Il progetto musicale di un autentico freak in acido, il geniale Anton Newcombe originario non per niente di San Francisco, la patria dei viaggi musicali cosmici a base di Lsd. Un genio che se ne è sempre fregato di ogni logica commerciale, facendo (e drogandosi) solo quello che voleva e così perdendo il treno per un meritato successo di massa, ma guadagnanonde in libertà personale e artistica: dall’esordio nel 1993 a oggi ha pubblicato 17 album, cinque compilation, cinque dischi dal vivo, 13 ep, 16 singoli. Nel 2018, per non smentirsi, pubblica due cd, il primo dei quali, Something Else, già uscito.
Inutile cercare tra la formazione sul palco volti noti, a parte l’immancabile, adorabile Joel, unico che riesce a stare vicino a Newcombe sin dall’esordio (un tempo molti concerti finivano in risse tra musicisti o spettatori).

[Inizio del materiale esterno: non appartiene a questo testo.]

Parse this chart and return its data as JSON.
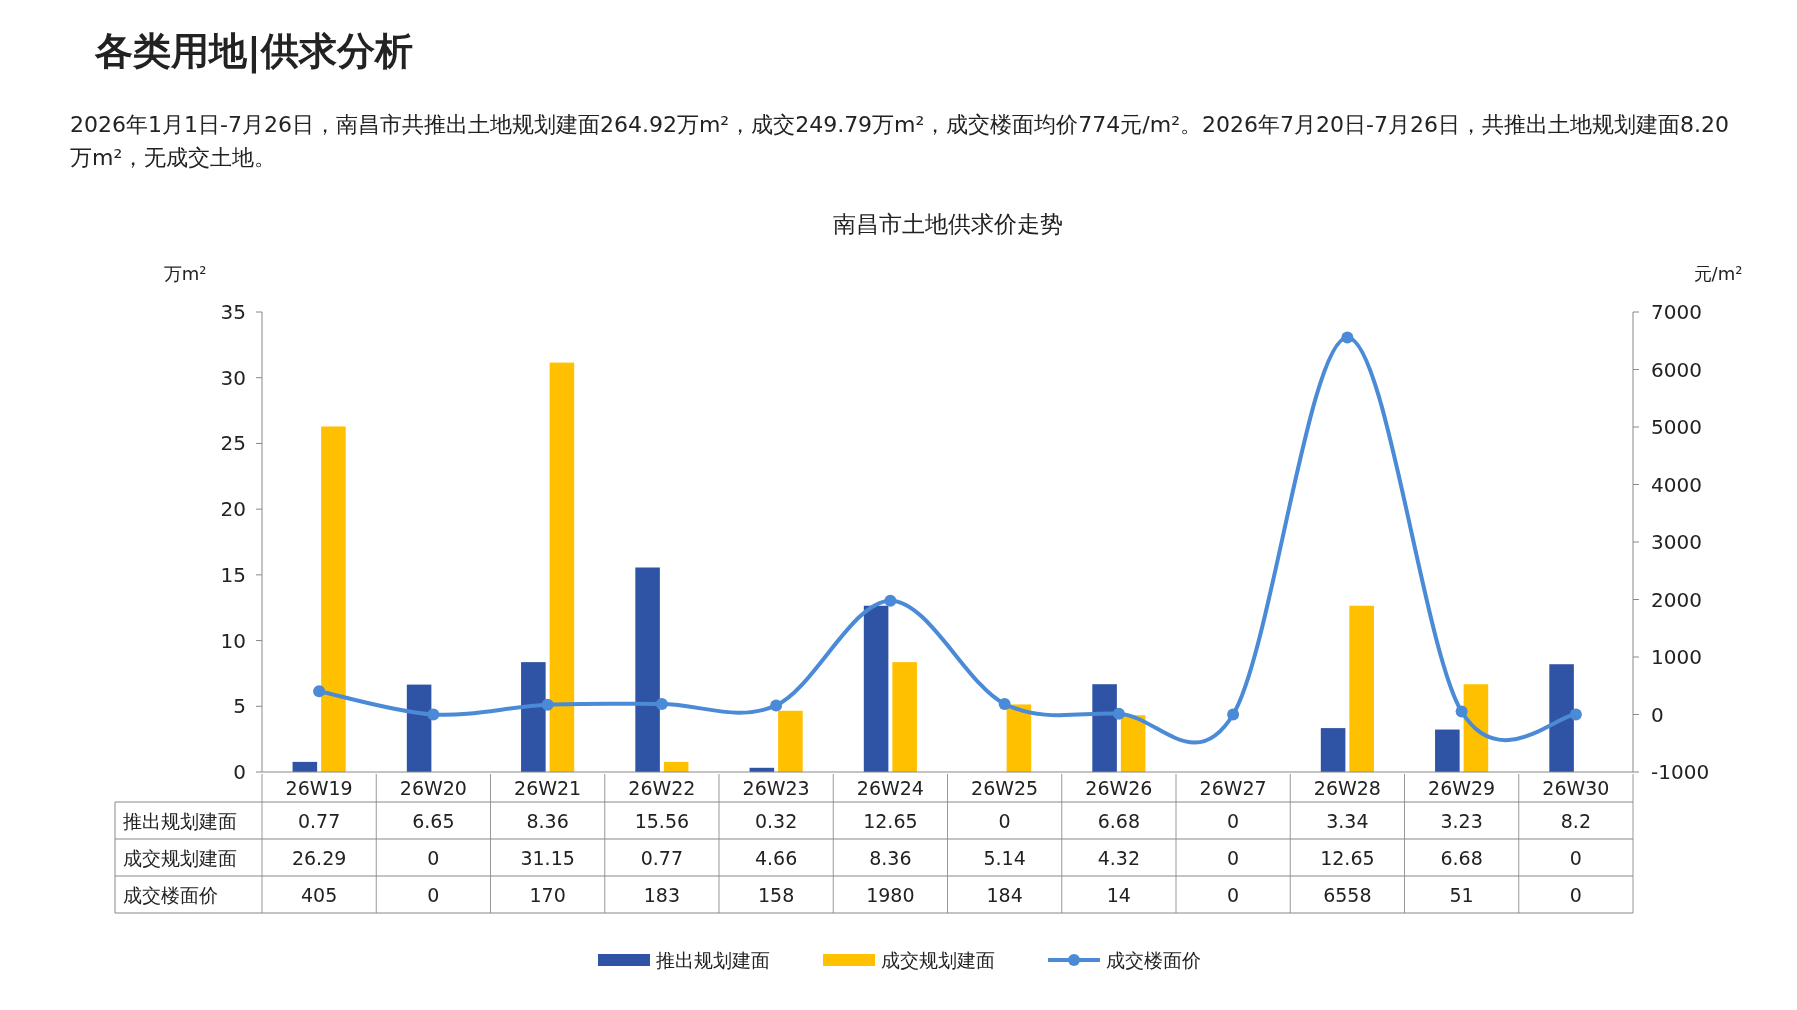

Cappellino di lana, occhiali da sole sul cappellino, tamburello o maracas tra le mani per tutto il concerto, limitandosi a qualche seconda voce, se ne sta immobile a fissare il nulla davanti o il pubblico di sotto senza mai cambiare smorfia del viso, che è di puro godimento. Genio. I BJM infatti sono un ensemble aperto che raramente ha visto gli stessi musicisti per due volte nello stesso disco o nello stesso tour. In Australia, questa estate, ad esempio, alla batteria sedeva un ragazzino, a Milano una ragazzetta (brava) di massimo vent’anni. Ma non importa. Newcombe, che adesso vive a Berlino e pare abbia smesso di ingurgitare più droghe di quanto faceva Syd Barrett è la guida di un esperimento musicale che non ha pari: questa volta è riuscito a riempire la Santeria di Milano sold out con un pubblico di ragazzetti universitari e belle ragazze che ballavano sotto al palco come a un concerto dei Grateful Dead.

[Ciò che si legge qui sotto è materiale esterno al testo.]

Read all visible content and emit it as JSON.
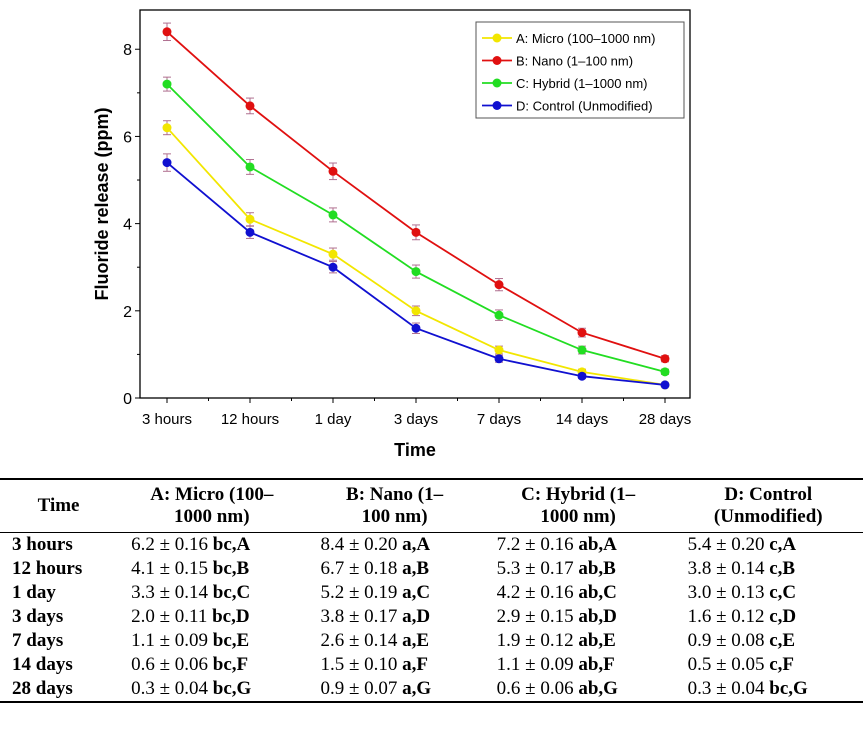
{
  "chart_data": {
    "type": "line",
    "title": "",
    "xlabel": "Time",
    "ylabel": "Fluoride release (ppm)",
    "categories": [
      "3 hours",
      "12 hours",
      "1 day",
      "3 days",
      "7 days",
      "14 days",
      "28 days"
    ],
    "ylim": [
      0,
      8.9
    ],
    "yticks": [
      0,
      2,
      4,
      6,
      8
    ],
    "grid": false,
    "legend_position": "top-right",
    "series": [
      {
        "name": "A: Micro (100–1000 nm)",
        "color": "#f2e600",
        "values": [
          6.2,
          4.1,
          3.3,
          2.0,
          1.1,
          0.6,
          0.3
        ],
        "errors": [
          0.16,
          0.15,
          0.14,
          0.11,
          0.09,
          0.06,
          0.04
        ]
      },
      {
        "name": "B: Nano (1–100 nm)",
        "color": "#e01010",
        "values": [
          8.4,
          6.7,
          5.2,
          3.8,
          2.6,
          1.5,
          0.9
        ],
        "errors": [
          0.2,
          0.18,
          0.19,
          0.17,
          0.14,
          0.1,
          0.07
        ]
      },
      {
        "name": "C: Hybrid (1–1000 nm)",
        "color": "#22dd22",
        "values": [
          7.2,
          5.3,
          4.2,
          2.9,
          1.9,
          1.1,
          0.6
        ],
        "errors": [
          0.16,
          0.17,
          0.16,
          0.15,
          0.12,
          0.09,
          0.06
        ]
      },
      {
        "name": "D: Control (Unmodified)",
        "color": "#1010d0",
        "values": [
          5.4,
          3.8,
          3.0,
          1.6,
          0.9,
          0.5,
          0.3
        ],
        "errors": [
          0.2,
          0.14,
          0.13,
          0.12,
          0.08,
          0.05,
          0.04
        ]
      }
    ]
  },
  "table": {
    "headers": [
      [
        "Time"
      ],
      [
        "A: Micro (100–",
        "1000 nm)"
      ],
      [
        "B: Nano (1–",
        "100 nm)"
      ],
      [
        "C: Hybrid (1–",
        "1000 nm)"
      ],
      [
        "D: Control",
        "(Unmodified)"
      ]
    ],
    "rows": [
      {
        "time": "3 hours",
        "cells": [
          {
            "v": "6.2 ± 0.16",
            "l": "bc,A"
          },
          {
            "v": "8.4 ± 0.20",
            "l": "a,A"
          },
          {
            "v": "7.2 ± 0.16",
            "l": "ab,A"
          },
          {
            "v": "5.4 ± 0.20",
            "l": "c,A"
          }
        ]
      },
      {
        "time": "12 hours",
        "cells": [
          {
            "v": "4.1 ± 0.15",
            "l": "bc,B"
          },
          {
            "v": "6.7 ± 0.18",
            "l": "a,B"
          },
          {
            "v": "5.3 ± 0.17",
            "l": "ab,B"
          },
          {
            "v": "3.8 ± 0.14",
            "l": "c,B"
          }
        ]
      },
      {
        "time": "1 day",
        "cells": [
          {
            "v": "3.3 ± 0.14",
            "l": "bc,C"
          },
          {
            "v": "5.2 ± 0.19",
            "l": "a,C"
          },
          {
            "v": "4.2 ± 0.16",
            "l": "ab,C"
          },
          {
            "v": "3.0 ± 0.13",
            "l": "c,C"
          }
        ]
      },
      {
        "time": "3 days",
        "cells": [
          {
            "v": "2.0 ± 0.11",
            "l": "bc,D"
          },
          {
            "v": "3.8 ± 0.17",
            "l": "a,D"
          },
          {
            "v": "2.9 ± 0.15",
            "l": "ab,D"
          },
          {
            "v": "1.6 ± 0.12",
            "l": "c,D"
          }
        ]
      },
      {
        "time": "7 days",
        "cells": [
          {
            "v": "1.1 ± 0.09",
            "l": "bc,E"
          },
          {
            "v": "2.6 ± 0.14",
            "l": "a,E"
          },
          {
            "v": "1.9 ± 0.12",
            "l": "ab,E"
          },
          {
            "v": "0.9 ± 0.08",
            "l": "c,E"
          }
        ]
      },
      {
        "time": "14 days",
        "cells": [
          {
            "v": "0.6 ± 0.06",
            "l": "bc,F"
          },
          {
            "v": "1.5 ± 0.10",
            "l": "a,F"
          },
          {
            "v": "1.1 ± 0.09",
            "l": "ab,F"
          },
          {
            "v": "0.5 ± 0.05",
            "l": "c,F"
          }
        ]
      },
      {
        "time": "28 days",
        "cells": [
          {
            "v": "0.3 ± 0.04",
            "l": "bc,G"
          },
          {
            "v": "0.9 ± 0.07",
            "l": "a,G"
          },
          {
            "v": "0.6 ± 0.06",
            "l": "ab,G"
          },
          {
            "v": "0.3 ± 0.04",
            "l": "bc,G"
          }
        ]
      }
    ]
  }
}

Lui, che sembra ormai il fantasma di Neil Young, se ne sta sempre in disparte, davanti un muro di chitarre (tra cui una Rickenbacker dodici corde dal suono strepitoso) altri due chitarristi, poi un pazzoide al moog e ai trucchetti elettronici e talvolta chitarra. Il risultato che si ottiene è un muro del suono fragoroso ma mai disturbante, che vola in alto un po’ come facevano i Sonic Youth, per dare delle coordinate, in un trip mai noioso ma sempre carezzevole e sognante. A volte questo muro impazzisce e i tre chitarristi tenendo le stesse due note sono capaci di andare avanti quasi un quarto d’ora: tripping the live fantastic, man.
E’ il caso del brano più amato del gruppo, When Jokers Attack, un brano dall’incedere alla Byrds che esplode in deflagrazioni soniche spaventose: questa sera dura “solo” dieci minuti, altre volte supera il quarto d’ora.

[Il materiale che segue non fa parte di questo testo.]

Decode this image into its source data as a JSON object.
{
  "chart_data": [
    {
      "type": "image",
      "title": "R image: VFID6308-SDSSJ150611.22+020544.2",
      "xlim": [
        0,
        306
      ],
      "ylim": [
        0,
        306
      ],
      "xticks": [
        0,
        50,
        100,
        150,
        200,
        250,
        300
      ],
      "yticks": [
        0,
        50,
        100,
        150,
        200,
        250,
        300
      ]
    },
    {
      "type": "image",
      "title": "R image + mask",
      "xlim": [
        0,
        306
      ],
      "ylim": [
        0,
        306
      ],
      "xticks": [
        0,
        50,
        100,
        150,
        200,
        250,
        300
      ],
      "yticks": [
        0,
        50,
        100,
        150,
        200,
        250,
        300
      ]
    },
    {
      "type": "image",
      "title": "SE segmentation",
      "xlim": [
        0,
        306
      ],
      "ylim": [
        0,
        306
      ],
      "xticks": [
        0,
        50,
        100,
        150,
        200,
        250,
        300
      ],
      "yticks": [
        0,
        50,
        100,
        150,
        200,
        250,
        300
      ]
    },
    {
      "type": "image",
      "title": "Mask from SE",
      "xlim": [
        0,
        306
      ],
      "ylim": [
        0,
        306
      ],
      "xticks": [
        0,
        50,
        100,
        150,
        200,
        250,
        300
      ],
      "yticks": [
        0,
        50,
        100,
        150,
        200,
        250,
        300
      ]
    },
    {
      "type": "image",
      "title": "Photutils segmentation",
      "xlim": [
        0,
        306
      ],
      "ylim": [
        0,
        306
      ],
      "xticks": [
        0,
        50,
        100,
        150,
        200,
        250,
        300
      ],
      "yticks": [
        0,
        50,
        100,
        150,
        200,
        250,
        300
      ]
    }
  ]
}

Tante le gemme presentate, da What Happened to Them alla nuova Who Dreams of Cats, da That Girl Sucide a Anemone. Sul palco la definizione di cool: tutti con occhiali da sole, uno che sembra Tex Watson della Family di Charles Manson, vestiti e taglio di capelli da Beach Boys in acido, i BJM sono uno spettacolo anche solo per la vista.
Ti portano così in alto che pensi che un muro di chitarre così potrebbe coprire tutte le bestialità di Donald Trump o Matteo Salvini e farci vivere una vita migliore. Ma i concerti rock durano due ore e le canzoni non hanno mai cambiato il mondo. Per qualche ora sì, però. E va bene così.